Q: Almost all the contemporary literature I've read on Indian culture seems to countenance the theme of India and Indians in a state of constant contradiction.Where do you think this "endless state of change, chaos, and contradiction" arises within Indian culture itself?

ARB:Yes, it is a country that goes back as a unified cultural—if not political—entity at least five thousand years. So many religions, sects, castes, and classes exist simultaneously, rubbing up against each other, sometimes in harmony and other times uneasily.

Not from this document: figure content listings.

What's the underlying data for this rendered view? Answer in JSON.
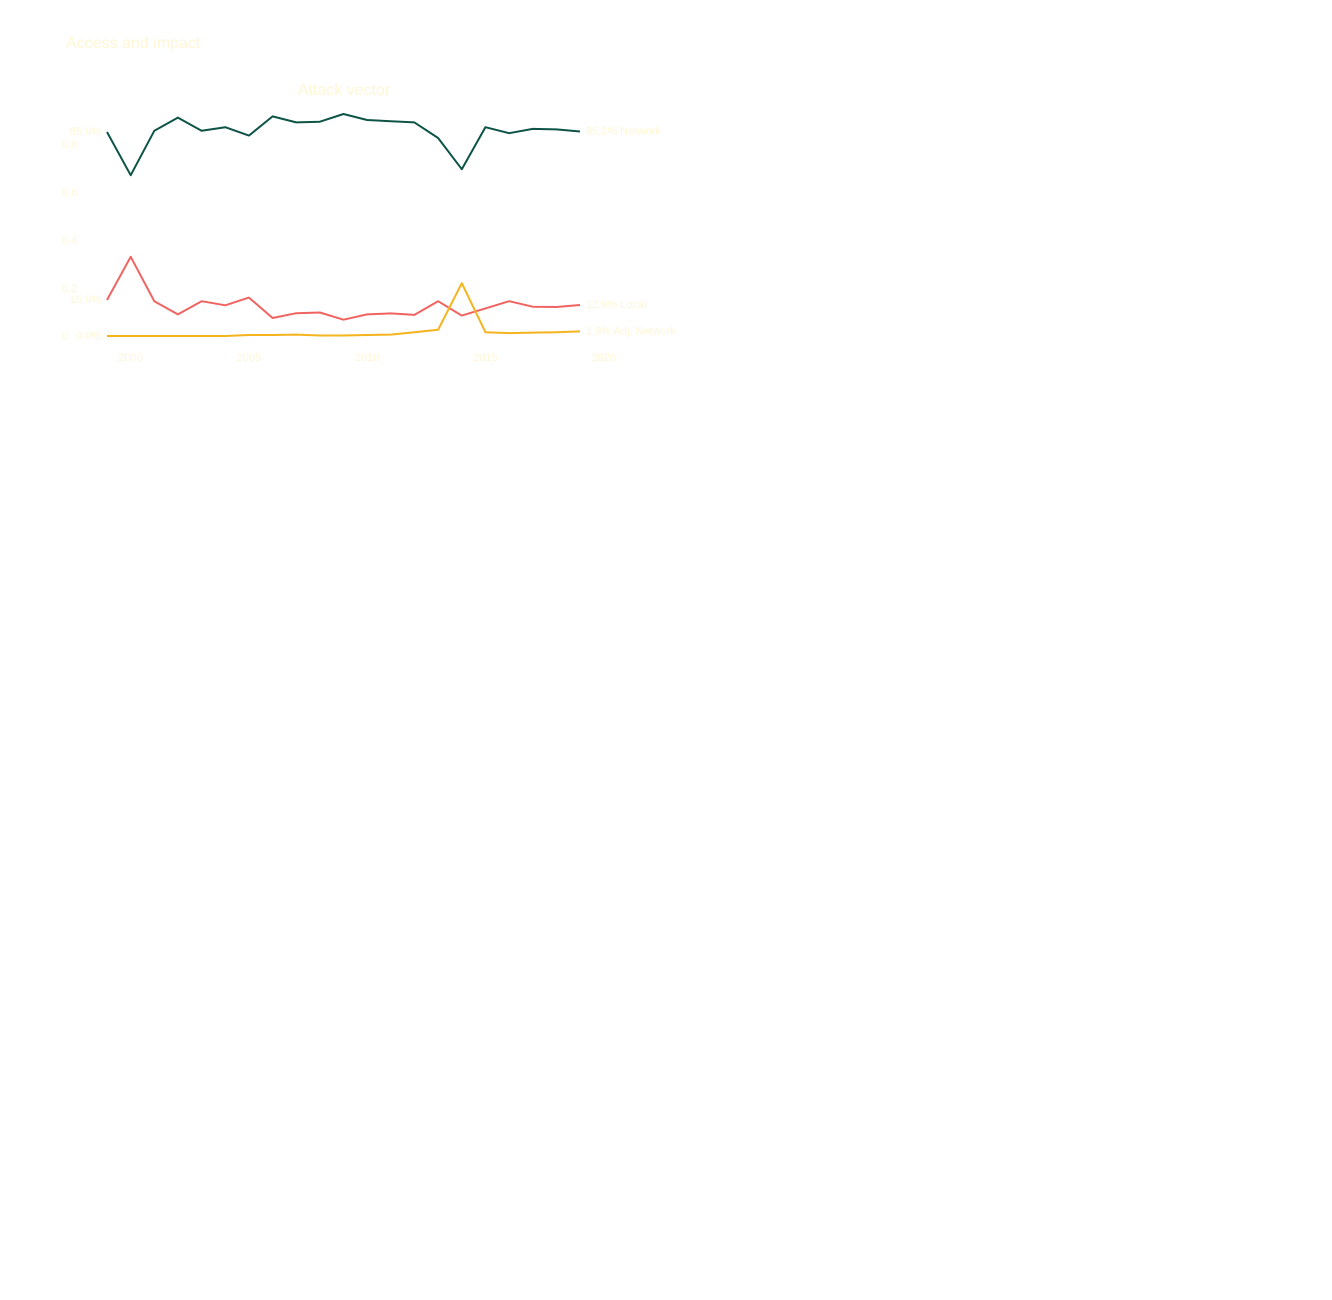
{
  "page": {
    "title": "Access and impact",
    "text_color": "#fff6d5"
  },
  "chart_data": {
    "type": "line",
    "title": "Attack vector",
    "xlabel": "",
    "ylabel": "",
    "xlim": [
      1999,
      2020
    ],
    "ylim": [
      0,
      0.93
    ],
    "grid": false,
    "legend": "none",
    "xticks": [
      2000,
      2005,
      2010,
      2015,
      2020
    ],
    "x_tick_labels": [
      "2000",
      "2005",
      "2010",
      "2015",
      "2020"
    ],
    "yticks": [
      0,
      0.2,
      0.4,
      0.6,
      0.8
    ],
    "y_tick_labels": [
      "0",
      "0.2",
      "0.4",
      "0.6",
      "0.8"
    ],
    "x": [
      1999,
      2000,
      2001,
      2002,
      2003,
      2004,
      2005,
      2006,
      2007,
      2008,
      2009,
      2010,
      2011,
      2012,
      2013,
      2014,
      2015,
      2016,
      2017,
      2018,
      2019
    ],
    "series": [
      {
        "name": "Network",
        "color": "#0d5447",
        "start_label": "85.0%",
        "end_label": "85.2% Network",
        "values": [
          0.85,
          0.67,
          0.855,
          0.91,
          0.855,
          0.87,
          0.835,
          0.915,
          0.89,
          0.893,
          0.925,
          0.9,
          0.895,
          0.89,
          0.825,
          0.695,
          0.87,
          0.845,
          0.863,
          0.861,
          0.852
        ]
      },
      {
        "name": "Local",
        "color": "#ef6461",
        "start_label": "15.0%",
        "end_label": "12.9% Local",
        "values": [
          0.15,
          0.33,
          0.145,
          0.09,
          0.145,
          0.128,
          0.16,
          0.075,
          0.095,
          0.098,
          0.068,
          0.09,
          0.094,
          0.088,
          0.145,
          0.085,
          0.115,
          0.145,
          0.122,
          0.121,
          0.129
        ]
      },
      {
        "name": "Adj. Network",
        "color": "#f5b41e",
        "start_label": "0.0%",
        "end_label": "1.9% Adj. Network",
        "values": [
          0.0,
          0.0,
          0.0,
          0.0,
          0.0,
          0.0,
          0.004,
          0.004,
          0.006,
          0.002,
          0.002,
          0.004,
          0.006,
          0.016,
          0.026,
          0.22,
          0.016,
          0.012,
          0.014,
          0.016,
          0.019
        ]
      }
    ]
  }
}
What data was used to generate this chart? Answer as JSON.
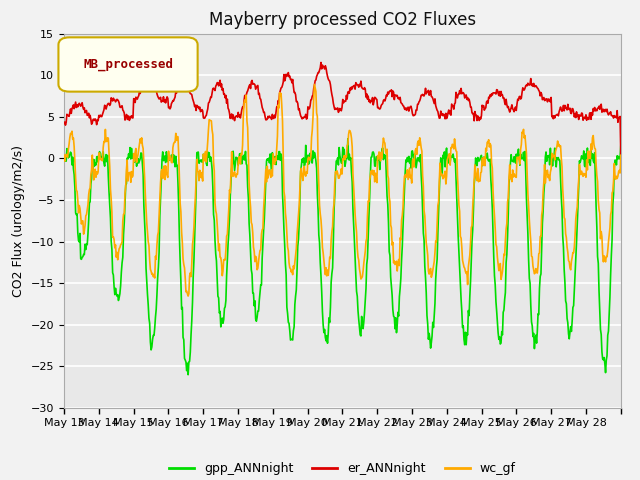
{
  "title": "Mayberry processed CO2 Fluxes",
  "ylabel": "CO2 Flux (urology/m2/s)",
  "legend_label": "MB_processed",
  "series": [
    "gpp_ANNnight",
    "er_ANNnight",
    "wc_gf"
  ],
  "colors": [
    "#00dd00",
    "#dd0000",
    "#ffaa00"
  ],
  "linewidths": [
    1.2,
    1.2,
    1.2
  ],
  "ylim": [
    -30,
    15
  ],
  "yticks": [
    -30,
    -25,
    -20,
    -15,
    -10,
    -5,
    0,
    5,
    10,
    15
  ],
  "n_days": 16,
  "start_day": 13,
  "end_day": 28,
  "points_per_day": 48,
  "bg_color": "#e8e8e8",
  "grid_color": "#ffffff",
  "fig_bg_color": "#f2f2f2",
  "legend_box_color": "#fffff0",
  "legend_box_edge": "#ccaa00",
  "legend_text_color": "#990000",
  "title_fontsize": 12,
  "tick_fontsize": 8,
  "ylabel_fontsize": 9,
  "legend_fontsize": 9
}
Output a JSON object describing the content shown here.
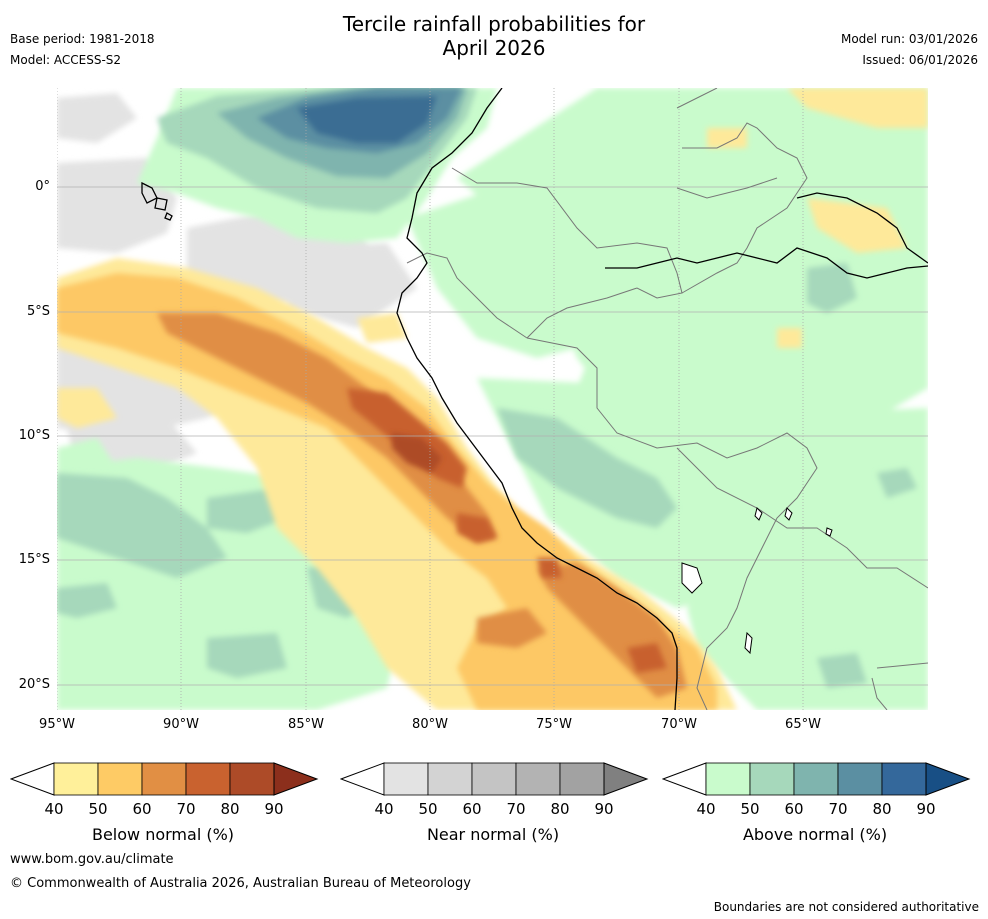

Ancient ideas, beliefs, and rituals still exist and are practiced even as the modern world intrudes into this fabric of the past. The past and the present are just two of the thousands of threads that are woven into this fabric. India has and will probably always be an intricate, noisy collision of people, time, histories, beliefs, languages—a source of any number of stories.

Q: What were the reactions of your family members to Tamarind Woman? Did the women like it more than the men?

ARB:Most liked it. My younger cousins loved the book, but the older relatives were more cautious in their enthusiasm. I remember an aunt saying to my mother,"I'd better watch what I say . . . she'll put it in her book!" There was a general perception among family members that the book had to be about someone in my life.